Edward Snowden became the face of the National Security Agency spy story. The 29-year-old publicly confessed, via The Guardian's video, that he was the source of the exposed secrets about the NSA's monitoring of telephone call logs and its PRISM system for keeping tabs on the Internet. For the third straight weekday, NSA was Story of the Day: this time ABC joined in and made it a unanimous decision to make spying its lead (Friday and Monday, ABC chose weather instead). CBS kicked off with Seth Doane in Hong Kong, where Snowden had been hiding in the luxurious Hotel Mira. NBC had Lester Holt substituting in the anchor chair.

All three newscasts used The Guardian's soundbites of Snowden, video that had been made by a filmmaker close to Julian Assange, creator of WikiLeaks.org, according to CBS' Doane. That would be Laura Poitras, who was credited by ABC and NBC. Snowden's biography was recapitulated by ABC's Brian Ross and NBC's Andrea Mitchell, a high-school dropout and onetime Geneva-based CIA spy, turned IT troubleshooter for Booz|Allen|Hamilton, the NSA contractor, working in Hawaii.

CBS' David Martin explained that it was because Snowden worked in the IT department, debugging software, that he had access to the closely-held secrets that he leaked, which were above his level of clearance. CBS' in-house ex-spook John Miller surmised that this is what Snowden meant when he said he was "authorized" to tap into the NSA's database -- not that he had legal authority to do so, but that he had the IT systems access to do so.

Andrea Mitchell took the opportunity to showcase NBC's newsgathering prowess in her update of the Snowden story.
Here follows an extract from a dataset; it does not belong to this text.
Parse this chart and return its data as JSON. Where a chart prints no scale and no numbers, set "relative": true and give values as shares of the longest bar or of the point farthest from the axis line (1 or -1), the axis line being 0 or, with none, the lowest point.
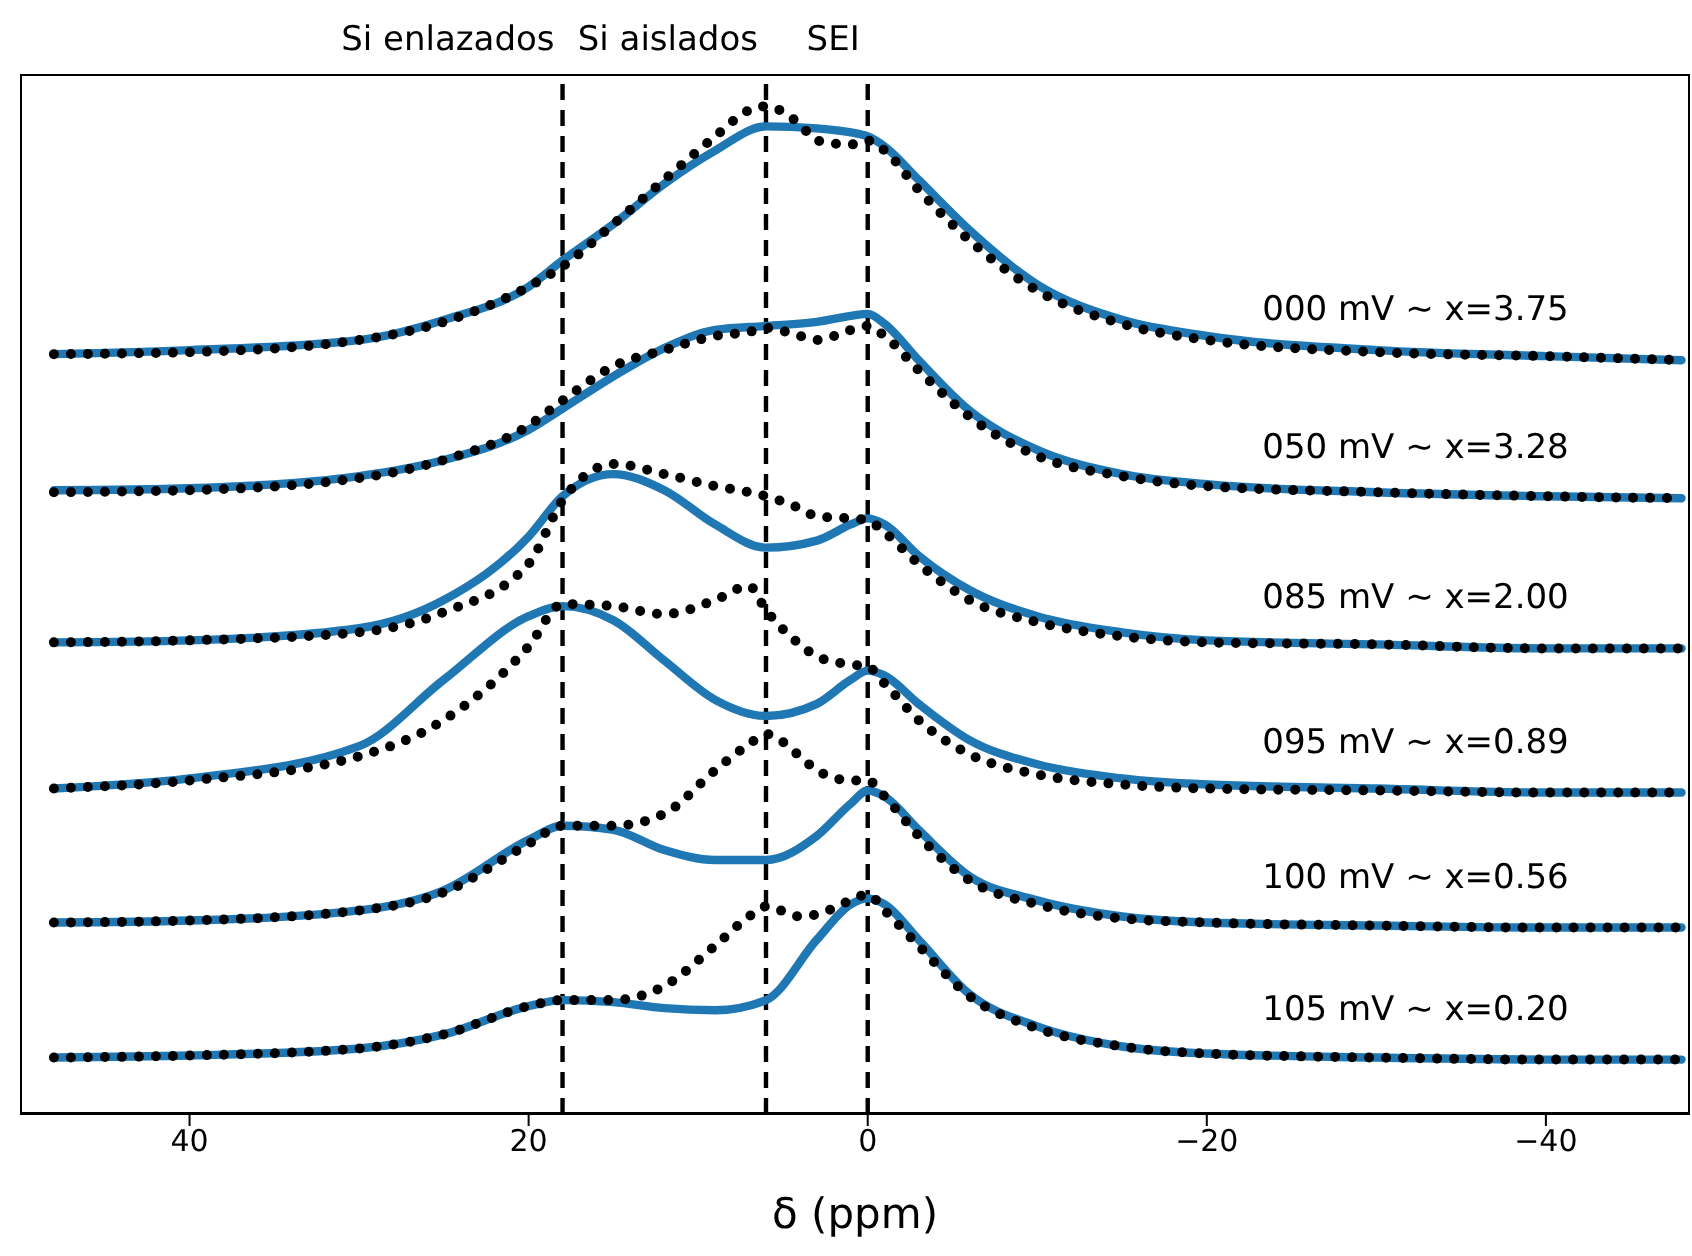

She used a soundbite from her own Exclusive sitdown with Director James Clapper, in which he denounced Snowden's leaks as damaging. She quoted from the appearance by The Guardian's scooper Glenn Greenwald on NBC's Today. She folded in a stand-up from Ian Williams, NBC's correspondent in Hong Kong. And she used a couple of soundbites she had gathered herself earlier in the day on her lunchtime program Andrea Mitchell Reports on MSNBC.

The Snowden manhunt presented the perfect opportunity to draw back the curtain on what David Martin, CBS' man at the Pentagon, dubbed the "espionage-industrial complex." Both he and NBC's Lisa Myers detailed the mushrooming of the spy business in the decade since the attacks of September 11th, 2001. They both counted -- and ABC's Brian Ross did too -- the hundreds of thousands of workers (Ross 850K, Myers 1.4m, Martin 791K plus 483K) with a top secret clearance, both working for the government and for corporations that are the business of government contracting. The boss of Booz|Allen|Hamilton, Snowden's employer, is the former Director of National Intelligence, Martin noted, and the current Director of National Intelligence, is the former boss of Booz|Allen|Hamilton.

NBC's Myers offered a plug to author William Arkin's book Top Secret America. Both she and CBS' Martin went down the list of businesses, both household names and inside-the-Beltway shadows, that profit from the espionage-industrial complex. Those you have heard of: Boeing, General Dynamics, Hewlett Packard, IBM, Lockheed Martin, Northrup Grumman, Raytheon; and those whose you have not: Booz|Allen|Hamilton, CACI, CSC, Harris, Intelligent Decisions, L3 Stratis, ManTech, Parsons, Praxis, Proteus, SAIC, Serco, TASC, URS.